The emulsification method is a non-crossflow membrane emulsification. The emulsion was obtained by injecting the discontinuous phase through a plate membrane with a regular array of pores into the continuous phase, agitated by a two-bladed paddle governed by a motor in a stirred cell. Studies with a model system were previously conducted in order to study the innovative production method. The operating conditions that can be varied to customize the emulsion are many and they were all studied: injection rate of the discontinuous phase, agitation speed of the continuous phase, membrane pore size, pore spacing, membrane coatings and phase physical properties. A model was successfully developed predicting the droplet size with or without applied shear. When producing PLGA particles, a PLGA and DCM (dichloromethane) solution was the organic phase, water, salt (NaCl) and blue dextran (model drug) was the inner water phase and water saturated in DCM, PVA (polyvinyl alcohol) and salt was the outer water phase. Operating conditions were set in order to obtain final particle diameter of 50 and 100 microns (suitable size ranges for subcutaneous depot). Discontinuous phase viscosity and optimized membrane working area led to a narrow size distribution. Different solidification methods were tried in order to maintain the narrow size distribution and the spherical shape obtained during the emulsification phase. Effect of salt and PLGA concentration on inner porosity and particle shrinkage were studied. Typical span value, an index of the particle size distribution spread, are between 0.3 and 0.5 with a best result of 0.29.

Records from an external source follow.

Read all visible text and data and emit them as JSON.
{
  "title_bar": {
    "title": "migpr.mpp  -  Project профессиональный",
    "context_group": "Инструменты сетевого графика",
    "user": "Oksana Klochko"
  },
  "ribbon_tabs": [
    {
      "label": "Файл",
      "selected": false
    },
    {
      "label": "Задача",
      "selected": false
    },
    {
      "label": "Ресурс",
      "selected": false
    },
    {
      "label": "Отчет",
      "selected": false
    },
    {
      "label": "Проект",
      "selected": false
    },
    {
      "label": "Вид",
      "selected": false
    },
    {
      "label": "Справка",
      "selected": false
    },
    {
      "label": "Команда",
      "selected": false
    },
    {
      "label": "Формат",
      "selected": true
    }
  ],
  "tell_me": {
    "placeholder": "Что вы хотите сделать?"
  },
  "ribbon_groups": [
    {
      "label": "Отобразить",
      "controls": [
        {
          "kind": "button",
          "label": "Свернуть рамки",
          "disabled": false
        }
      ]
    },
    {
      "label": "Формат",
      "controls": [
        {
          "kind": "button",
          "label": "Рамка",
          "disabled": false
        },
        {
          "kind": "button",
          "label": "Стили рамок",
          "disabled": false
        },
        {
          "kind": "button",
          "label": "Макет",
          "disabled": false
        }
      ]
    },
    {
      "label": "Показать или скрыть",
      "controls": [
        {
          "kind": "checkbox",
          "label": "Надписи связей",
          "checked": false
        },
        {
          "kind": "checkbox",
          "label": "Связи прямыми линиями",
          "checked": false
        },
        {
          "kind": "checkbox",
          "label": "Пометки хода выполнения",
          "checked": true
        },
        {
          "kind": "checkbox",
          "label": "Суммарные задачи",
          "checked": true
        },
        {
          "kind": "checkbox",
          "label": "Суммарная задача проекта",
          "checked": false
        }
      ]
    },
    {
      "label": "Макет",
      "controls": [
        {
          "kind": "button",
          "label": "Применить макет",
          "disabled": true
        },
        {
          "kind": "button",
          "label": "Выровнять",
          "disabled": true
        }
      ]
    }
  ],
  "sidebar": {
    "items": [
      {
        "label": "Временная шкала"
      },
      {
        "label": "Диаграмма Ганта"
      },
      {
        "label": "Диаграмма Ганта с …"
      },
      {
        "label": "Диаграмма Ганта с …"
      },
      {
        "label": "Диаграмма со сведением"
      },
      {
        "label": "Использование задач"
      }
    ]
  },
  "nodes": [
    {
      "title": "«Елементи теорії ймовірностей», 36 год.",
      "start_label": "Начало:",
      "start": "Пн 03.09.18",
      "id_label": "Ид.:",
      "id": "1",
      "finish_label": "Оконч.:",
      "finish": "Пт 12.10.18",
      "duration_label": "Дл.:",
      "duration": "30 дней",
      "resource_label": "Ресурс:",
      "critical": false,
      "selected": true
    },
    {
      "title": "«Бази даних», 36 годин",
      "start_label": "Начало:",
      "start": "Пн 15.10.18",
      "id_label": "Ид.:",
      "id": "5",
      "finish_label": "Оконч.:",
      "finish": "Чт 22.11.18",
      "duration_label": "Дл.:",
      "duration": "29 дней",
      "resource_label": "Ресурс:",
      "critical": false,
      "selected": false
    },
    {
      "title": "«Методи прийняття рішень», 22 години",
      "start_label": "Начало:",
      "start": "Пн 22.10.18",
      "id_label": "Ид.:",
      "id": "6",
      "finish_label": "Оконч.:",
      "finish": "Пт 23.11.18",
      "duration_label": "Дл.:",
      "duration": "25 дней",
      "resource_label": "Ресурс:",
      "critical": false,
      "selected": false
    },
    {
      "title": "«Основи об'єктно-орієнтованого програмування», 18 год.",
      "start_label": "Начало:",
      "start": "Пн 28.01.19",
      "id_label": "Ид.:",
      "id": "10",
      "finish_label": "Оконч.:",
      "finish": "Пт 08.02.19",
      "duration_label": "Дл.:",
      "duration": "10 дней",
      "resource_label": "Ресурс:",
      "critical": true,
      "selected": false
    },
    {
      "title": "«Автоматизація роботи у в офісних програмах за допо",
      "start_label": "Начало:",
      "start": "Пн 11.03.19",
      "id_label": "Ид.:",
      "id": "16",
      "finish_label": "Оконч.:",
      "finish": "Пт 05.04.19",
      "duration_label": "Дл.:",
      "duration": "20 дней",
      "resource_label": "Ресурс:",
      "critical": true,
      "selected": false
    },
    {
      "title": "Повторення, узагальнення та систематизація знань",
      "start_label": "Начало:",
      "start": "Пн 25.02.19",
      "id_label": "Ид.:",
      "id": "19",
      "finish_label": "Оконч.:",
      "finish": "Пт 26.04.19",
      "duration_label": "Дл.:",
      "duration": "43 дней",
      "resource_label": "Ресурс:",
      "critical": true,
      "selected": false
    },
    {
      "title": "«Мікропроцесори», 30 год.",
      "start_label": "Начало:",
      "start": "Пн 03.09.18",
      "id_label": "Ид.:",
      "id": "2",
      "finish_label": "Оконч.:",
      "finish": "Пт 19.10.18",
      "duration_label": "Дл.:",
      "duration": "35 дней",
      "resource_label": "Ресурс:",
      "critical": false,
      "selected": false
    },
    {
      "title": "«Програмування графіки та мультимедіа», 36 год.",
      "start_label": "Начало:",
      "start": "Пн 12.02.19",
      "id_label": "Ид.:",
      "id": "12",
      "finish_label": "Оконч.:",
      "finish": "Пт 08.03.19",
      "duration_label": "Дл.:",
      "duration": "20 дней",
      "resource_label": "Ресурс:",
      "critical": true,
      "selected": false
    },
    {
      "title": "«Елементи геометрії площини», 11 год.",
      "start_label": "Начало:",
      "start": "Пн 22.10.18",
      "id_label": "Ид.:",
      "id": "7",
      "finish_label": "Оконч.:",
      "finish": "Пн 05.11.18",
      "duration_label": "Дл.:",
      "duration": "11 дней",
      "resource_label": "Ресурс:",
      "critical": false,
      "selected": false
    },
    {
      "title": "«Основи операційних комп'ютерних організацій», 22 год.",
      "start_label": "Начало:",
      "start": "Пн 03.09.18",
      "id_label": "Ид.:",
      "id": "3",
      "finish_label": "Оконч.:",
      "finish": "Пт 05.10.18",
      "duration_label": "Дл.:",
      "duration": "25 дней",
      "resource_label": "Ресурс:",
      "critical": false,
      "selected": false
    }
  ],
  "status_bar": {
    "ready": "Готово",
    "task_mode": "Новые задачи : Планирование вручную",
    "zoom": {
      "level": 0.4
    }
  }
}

Encapsulation Efficiency and Drug Release

Once the particles were obtained, they were analysed in order to obtain the encapsulation efficiency, then they went through drug release studies. Encapsulation efficiency of less than 100% may be due to two effects: disruption of the primary W/O emulsion which is being emulsified into a W/O/W emulsion, and by the leaching out of material from the inner aqueous phase after the encapsulated particles have been formed. Effect of different salt concentration in the outer water phase, particle size and PLGA concentration on the encapsulation efficiency has been studied.

Conclusions

PLGA particles for encapsulation of controlled release drug can be successfully produced by the novel membrane emulsification method presented. The size can be tailored and the particles are very monosized. The encapsulation efficiency can be as high as 100%, this means that the droplets-particles are not disrupted during the production. Operating conditions can be varied in order to obtain the desired target size and a model has been proposed to predict the droplet size.